There are also lots of electrical accessories on this model. It’s prewired for LED lights, LED whips, audio systems, intercom and radios and there are also USB ports available.
This Wildcat XX also has Robby Gordon’s RG PRO trailing arm suspension from the Wildcat RG Pro model. This suspension system uses a V-shaped trailing arm and dual front pivot mounts with no radius rods. On the front, a dual A-arm suspension with lower A-arm mounted shocks and front mounted steering makes the ride a lot more controlled. The XX also has large coil covers and dual-rate springs with efficient valving.
The cage system has an aesthetically pleasing stock unit that has 1.75” diameter main tubes and a similar V-shaped intrusion bar at the front. It also has a full body-width top with a center support bar and a cross-bracing behind the seats.
The Wildcat XX has double-shear mounting points for almost all of it suspension links. The Wildcat RG Pro used single-shear mounting points. The double-shear mounting points increase the strength and durability of the suspension.
The steering rack has been moved to the front of the axle centerline. This gets rid of a lot of the bump steer by decreasing the tire’s leverage on the tie rod and steering rack assembly. The only drawback is that it has less Ackerman where the inside wheel turns tighter and pulls through full lock turns.

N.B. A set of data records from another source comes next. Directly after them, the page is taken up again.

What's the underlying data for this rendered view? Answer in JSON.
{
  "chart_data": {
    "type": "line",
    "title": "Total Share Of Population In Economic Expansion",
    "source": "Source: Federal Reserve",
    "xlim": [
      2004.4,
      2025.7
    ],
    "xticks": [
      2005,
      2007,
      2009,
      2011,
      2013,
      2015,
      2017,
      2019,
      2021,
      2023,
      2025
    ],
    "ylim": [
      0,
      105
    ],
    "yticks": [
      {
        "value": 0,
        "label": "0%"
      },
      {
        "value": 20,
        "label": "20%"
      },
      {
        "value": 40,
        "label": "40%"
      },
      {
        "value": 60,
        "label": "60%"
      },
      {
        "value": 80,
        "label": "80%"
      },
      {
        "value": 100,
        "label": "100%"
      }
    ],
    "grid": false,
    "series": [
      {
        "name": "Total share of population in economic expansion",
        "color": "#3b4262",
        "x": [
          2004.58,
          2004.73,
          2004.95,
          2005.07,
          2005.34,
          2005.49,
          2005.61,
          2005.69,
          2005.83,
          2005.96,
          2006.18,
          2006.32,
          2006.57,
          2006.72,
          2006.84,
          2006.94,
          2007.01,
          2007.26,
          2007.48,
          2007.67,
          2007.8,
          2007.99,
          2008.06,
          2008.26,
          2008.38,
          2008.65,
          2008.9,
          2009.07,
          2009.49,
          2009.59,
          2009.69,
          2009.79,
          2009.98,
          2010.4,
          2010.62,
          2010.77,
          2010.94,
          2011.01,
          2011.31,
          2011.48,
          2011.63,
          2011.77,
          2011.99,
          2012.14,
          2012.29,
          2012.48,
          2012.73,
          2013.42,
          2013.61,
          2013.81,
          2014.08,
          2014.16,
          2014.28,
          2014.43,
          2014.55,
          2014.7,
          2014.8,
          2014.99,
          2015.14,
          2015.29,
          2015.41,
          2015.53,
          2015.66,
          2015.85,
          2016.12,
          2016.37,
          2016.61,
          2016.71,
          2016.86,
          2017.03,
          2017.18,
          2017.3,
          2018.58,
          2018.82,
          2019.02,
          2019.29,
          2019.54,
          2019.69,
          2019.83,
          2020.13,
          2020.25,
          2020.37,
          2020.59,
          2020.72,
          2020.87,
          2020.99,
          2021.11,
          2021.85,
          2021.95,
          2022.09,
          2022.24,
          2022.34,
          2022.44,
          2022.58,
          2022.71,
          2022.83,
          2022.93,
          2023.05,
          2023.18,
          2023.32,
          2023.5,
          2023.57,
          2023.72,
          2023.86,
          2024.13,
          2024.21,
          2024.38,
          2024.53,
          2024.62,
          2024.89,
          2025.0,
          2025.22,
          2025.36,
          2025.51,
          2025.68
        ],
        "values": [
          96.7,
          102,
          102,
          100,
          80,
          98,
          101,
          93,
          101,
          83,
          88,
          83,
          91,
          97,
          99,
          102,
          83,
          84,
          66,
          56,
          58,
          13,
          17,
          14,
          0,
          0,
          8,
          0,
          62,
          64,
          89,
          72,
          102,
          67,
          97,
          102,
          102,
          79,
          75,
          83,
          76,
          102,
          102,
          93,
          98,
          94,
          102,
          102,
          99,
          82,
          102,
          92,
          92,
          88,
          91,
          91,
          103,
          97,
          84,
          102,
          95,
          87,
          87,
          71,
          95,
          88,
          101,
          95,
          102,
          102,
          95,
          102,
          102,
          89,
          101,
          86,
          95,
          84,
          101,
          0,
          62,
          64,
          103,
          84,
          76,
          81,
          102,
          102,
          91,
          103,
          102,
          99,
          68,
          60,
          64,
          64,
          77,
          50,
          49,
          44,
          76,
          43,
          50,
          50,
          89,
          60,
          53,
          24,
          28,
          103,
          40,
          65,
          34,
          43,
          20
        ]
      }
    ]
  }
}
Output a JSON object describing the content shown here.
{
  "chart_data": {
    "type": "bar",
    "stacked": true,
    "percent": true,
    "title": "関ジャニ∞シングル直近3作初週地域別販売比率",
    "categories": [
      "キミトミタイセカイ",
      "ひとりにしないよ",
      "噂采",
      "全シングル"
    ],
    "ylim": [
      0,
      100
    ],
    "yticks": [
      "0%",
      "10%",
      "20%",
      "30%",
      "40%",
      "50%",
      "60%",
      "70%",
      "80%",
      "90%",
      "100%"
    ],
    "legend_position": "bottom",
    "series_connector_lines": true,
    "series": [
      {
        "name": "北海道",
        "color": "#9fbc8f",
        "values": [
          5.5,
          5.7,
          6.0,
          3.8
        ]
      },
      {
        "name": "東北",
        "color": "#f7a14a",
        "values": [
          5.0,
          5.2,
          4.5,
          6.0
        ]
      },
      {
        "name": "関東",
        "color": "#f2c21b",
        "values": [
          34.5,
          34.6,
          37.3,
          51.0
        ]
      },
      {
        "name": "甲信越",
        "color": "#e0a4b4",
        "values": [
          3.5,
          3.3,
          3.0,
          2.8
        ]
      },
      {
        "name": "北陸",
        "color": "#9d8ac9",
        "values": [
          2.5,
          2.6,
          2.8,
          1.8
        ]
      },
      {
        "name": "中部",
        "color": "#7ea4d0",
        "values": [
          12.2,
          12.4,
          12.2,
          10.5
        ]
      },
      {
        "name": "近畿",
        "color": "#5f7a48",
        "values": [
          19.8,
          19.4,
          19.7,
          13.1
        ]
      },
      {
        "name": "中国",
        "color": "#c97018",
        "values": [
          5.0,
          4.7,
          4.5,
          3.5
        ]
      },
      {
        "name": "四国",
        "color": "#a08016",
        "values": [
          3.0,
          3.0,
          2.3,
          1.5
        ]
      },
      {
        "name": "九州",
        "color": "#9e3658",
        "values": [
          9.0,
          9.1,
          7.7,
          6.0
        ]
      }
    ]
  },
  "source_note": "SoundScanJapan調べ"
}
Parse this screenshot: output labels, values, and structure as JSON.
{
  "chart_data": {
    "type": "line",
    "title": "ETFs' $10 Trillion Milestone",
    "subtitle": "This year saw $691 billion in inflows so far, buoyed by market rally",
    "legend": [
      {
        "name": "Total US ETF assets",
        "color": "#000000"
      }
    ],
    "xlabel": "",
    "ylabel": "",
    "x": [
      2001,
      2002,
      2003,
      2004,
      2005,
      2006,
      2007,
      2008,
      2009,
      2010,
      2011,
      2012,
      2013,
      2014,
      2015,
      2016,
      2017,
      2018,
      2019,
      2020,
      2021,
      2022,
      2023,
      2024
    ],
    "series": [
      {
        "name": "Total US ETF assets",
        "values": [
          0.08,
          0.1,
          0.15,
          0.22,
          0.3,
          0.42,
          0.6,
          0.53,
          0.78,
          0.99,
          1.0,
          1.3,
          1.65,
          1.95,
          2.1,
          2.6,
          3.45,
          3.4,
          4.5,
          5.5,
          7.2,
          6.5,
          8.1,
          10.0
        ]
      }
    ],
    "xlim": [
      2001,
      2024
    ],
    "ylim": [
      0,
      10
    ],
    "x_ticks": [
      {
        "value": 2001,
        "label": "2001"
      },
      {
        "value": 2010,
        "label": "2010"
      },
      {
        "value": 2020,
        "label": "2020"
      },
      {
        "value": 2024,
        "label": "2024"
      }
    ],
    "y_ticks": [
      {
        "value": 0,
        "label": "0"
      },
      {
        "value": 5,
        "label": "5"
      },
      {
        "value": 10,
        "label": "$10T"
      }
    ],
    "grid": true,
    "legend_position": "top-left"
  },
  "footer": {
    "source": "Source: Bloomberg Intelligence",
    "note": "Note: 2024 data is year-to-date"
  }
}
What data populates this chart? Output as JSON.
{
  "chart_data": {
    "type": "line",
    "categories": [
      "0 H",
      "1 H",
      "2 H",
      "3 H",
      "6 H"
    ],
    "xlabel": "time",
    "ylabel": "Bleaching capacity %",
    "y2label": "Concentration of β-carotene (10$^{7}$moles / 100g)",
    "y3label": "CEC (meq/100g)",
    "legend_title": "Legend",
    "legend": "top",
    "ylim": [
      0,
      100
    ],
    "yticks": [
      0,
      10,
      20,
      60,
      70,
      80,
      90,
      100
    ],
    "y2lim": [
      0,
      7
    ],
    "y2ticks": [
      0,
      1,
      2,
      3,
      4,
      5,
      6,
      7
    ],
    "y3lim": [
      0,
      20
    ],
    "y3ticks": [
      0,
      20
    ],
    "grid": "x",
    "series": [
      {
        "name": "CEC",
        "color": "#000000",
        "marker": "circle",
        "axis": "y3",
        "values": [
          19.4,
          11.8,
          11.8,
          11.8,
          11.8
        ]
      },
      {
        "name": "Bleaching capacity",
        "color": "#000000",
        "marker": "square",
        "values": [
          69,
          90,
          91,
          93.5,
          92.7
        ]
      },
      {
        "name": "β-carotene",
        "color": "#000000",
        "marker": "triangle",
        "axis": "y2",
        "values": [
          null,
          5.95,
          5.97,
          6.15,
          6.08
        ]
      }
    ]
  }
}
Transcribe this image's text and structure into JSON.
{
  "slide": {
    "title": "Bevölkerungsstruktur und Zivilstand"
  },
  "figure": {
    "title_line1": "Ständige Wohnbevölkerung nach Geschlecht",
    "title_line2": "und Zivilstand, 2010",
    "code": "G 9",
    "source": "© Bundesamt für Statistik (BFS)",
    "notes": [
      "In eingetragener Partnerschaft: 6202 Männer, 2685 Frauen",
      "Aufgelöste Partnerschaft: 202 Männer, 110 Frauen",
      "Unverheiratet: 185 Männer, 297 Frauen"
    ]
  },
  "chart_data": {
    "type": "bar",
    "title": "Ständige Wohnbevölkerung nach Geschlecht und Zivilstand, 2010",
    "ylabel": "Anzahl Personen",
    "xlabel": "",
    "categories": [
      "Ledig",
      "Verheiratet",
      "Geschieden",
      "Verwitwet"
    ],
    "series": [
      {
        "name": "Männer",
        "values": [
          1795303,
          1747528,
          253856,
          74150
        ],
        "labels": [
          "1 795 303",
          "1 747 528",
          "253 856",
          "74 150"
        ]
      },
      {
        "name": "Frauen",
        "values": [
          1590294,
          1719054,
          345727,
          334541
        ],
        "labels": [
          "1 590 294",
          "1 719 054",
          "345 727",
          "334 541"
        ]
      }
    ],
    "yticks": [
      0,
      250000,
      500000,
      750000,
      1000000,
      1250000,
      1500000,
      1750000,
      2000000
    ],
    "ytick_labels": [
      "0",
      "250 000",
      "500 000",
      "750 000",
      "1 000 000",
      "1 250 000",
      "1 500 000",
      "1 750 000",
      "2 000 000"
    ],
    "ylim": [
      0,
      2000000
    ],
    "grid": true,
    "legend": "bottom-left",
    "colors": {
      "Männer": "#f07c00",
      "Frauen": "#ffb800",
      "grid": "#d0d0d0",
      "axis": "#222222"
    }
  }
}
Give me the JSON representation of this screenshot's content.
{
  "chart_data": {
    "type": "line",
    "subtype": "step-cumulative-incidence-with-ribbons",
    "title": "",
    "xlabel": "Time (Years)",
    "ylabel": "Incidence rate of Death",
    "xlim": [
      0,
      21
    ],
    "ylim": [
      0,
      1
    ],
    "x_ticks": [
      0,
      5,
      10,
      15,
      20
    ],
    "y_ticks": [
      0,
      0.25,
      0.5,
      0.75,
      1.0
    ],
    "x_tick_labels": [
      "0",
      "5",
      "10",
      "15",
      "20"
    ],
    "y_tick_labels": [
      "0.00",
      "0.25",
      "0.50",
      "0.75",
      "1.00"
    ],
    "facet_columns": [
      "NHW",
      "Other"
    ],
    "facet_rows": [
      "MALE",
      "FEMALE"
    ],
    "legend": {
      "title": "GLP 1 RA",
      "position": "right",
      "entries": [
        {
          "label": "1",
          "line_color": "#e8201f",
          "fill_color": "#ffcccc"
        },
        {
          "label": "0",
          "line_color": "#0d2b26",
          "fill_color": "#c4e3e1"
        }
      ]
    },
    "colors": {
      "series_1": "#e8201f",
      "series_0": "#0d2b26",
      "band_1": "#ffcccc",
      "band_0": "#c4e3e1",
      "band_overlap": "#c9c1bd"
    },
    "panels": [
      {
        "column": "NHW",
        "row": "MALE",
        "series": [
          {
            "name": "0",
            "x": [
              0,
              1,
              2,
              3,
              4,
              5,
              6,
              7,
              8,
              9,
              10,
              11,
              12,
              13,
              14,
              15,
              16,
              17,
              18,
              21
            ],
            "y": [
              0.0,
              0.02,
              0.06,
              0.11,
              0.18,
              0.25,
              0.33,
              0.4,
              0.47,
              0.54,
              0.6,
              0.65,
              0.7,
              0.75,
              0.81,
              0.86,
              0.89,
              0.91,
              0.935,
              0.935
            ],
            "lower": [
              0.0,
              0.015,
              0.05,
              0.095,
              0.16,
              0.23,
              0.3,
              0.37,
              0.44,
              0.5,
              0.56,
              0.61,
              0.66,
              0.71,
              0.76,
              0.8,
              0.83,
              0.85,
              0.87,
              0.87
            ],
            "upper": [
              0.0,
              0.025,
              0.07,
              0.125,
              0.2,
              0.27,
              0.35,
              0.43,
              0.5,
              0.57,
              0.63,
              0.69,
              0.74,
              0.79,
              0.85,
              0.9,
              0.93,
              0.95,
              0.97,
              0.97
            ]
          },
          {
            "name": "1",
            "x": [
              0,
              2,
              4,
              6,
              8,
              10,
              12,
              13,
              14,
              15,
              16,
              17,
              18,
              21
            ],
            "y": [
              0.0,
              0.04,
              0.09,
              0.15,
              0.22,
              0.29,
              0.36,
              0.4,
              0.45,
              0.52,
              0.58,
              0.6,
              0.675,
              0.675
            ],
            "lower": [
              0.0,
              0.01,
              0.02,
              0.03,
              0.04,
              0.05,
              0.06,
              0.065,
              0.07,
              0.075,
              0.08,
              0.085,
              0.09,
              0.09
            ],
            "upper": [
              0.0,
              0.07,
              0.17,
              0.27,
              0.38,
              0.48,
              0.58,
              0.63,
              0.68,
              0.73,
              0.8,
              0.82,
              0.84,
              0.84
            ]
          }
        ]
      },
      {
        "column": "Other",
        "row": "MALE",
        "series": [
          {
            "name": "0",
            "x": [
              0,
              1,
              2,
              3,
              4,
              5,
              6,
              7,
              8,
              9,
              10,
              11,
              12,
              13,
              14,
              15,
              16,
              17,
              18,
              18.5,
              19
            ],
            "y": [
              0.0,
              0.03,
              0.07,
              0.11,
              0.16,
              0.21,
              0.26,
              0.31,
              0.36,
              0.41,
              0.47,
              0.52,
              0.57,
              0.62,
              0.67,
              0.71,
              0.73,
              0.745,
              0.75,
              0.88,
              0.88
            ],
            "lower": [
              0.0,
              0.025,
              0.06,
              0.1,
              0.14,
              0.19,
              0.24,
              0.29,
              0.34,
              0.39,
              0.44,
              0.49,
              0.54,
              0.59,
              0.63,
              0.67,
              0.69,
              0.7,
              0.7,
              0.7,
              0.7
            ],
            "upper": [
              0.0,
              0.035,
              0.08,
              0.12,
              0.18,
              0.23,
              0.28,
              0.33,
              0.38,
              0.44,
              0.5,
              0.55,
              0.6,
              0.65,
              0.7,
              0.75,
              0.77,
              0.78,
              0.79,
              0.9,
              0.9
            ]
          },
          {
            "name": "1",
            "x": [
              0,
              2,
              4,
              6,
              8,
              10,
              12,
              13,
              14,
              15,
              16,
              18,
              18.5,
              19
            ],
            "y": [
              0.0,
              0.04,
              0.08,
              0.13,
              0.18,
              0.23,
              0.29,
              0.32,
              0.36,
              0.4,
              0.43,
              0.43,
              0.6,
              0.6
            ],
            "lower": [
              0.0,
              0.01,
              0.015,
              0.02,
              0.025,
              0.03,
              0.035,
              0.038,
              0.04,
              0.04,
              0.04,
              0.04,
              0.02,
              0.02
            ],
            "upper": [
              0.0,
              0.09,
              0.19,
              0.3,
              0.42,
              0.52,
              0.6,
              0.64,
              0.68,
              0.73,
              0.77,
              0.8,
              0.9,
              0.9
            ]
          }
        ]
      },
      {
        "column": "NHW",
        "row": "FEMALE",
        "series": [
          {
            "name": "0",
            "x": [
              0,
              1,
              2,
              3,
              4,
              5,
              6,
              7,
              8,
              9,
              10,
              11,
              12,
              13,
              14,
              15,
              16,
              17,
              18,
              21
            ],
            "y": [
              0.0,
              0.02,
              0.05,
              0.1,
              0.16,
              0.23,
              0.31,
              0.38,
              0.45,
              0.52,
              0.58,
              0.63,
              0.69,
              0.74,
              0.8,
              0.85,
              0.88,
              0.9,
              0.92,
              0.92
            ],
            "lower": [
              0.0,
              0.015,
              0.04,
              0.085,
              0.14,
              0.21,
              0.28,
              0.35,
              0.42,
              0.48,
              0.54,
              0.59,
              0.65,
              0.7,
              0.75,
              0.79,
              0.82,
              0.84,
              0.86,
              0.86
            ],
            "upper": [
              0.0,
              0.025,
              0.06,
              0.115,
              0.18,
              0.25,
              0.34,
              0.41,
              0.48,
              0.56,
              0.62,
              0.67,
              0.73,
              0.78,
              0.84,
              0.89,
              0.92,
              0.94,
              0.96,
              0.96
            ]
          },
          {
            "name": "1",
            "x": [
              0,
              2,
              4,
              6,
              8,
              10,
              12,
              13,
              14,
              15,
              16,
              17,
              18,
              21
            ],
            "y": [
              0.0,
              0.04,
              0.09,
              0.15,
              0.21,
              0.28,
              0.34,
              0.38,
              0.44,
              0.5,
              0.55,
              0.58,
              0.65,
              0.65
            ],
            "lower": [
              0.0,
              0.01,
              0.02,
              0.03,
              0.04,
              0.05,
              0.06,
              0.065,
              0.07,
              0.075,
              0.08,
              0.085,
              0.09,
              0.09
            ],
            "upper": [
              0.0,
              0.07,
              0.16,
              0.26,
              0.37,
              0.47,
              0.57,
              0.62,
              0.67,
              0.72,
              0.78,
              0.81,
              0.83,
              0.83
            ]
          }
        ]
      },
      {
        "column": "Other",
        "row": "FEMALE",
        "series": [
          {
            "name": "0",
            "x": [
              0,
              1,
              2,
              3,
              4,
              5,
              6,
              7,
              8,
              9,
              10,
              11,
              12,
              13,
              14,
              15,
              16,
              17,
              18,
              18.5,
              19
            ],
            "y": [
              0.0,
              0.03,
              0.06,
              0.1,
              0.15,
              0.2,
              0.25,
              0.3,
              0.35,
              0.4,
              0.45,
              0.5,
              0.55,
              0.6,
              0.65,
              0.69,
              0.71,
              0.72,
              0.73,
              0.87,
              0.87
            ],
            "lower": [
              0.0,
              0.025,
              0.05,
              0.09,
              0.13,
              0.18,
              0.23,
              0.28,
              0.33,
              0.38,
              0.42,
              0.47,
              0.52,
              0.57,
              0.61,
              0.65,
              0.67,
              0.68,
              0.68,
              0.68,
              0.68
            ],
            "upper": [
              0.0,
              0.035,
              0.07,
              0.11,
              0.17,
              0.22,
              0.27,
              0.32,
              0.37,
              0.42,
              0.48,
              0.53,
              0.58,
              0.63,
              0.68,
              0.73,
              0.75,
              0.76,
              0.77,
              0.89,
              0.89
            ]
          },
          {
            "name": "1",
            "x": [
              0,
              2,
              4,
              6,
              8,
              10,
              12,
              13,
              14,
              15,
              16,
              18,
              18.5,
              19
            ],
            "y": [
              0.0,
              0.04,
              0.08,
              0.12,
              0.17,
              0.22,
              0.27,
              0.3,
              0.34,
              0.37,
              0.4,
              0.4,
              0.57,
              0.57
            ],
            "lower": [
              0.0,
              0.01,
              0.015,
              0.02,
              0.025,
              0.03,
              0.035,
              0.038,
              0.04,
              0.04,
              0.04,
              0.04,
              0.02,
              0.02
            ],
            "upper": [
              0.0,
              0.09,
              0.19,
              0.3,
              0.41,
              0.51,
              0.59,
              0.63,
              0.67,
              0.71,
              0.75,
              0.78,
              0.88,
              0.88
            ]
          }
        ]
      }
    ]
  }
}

The mounting shocks are King Racing 2.5 Piggyback Shocks. They are on the lower A-arm instead of the upper. This decreases the aggressive shock angle and makes it so that it is unnecessary to poke shock towers out of the top of the hood. The result is a better quality ride.
To extend the A-arms and axle shaft length the wheel offset way was brought in and still fits in the 64” class specs. This allows for decreased CV joints’ angle which increases lifespan and performance. It also protects from mud and debris.
The new suspension system has front and rear sway bars and some rather impressive components than the base Wildcat. It also has a full tube-frame chassis that is similar to a race car. The wheel well is 102” and the fender can now accommodate 32” tires. The XX has 15” KMC wheels and 30x10xR15 EFX Moto Hammer tires.
A few extras include the new bed that has room for a 30” spare tire laid flat and has a full deep pocket bed with tie down points. Seatbelt options are available on the XX with Speed Four-Point or IMMI Click-6 harnesses not just the three point belt. Tilt steering and digital dash finish the interior. The XX also comes in grey/black and lime green/black.
The new Wildcat XX will definitely be the talk of UTV owners when it emerges from production if Textron is on track to release it.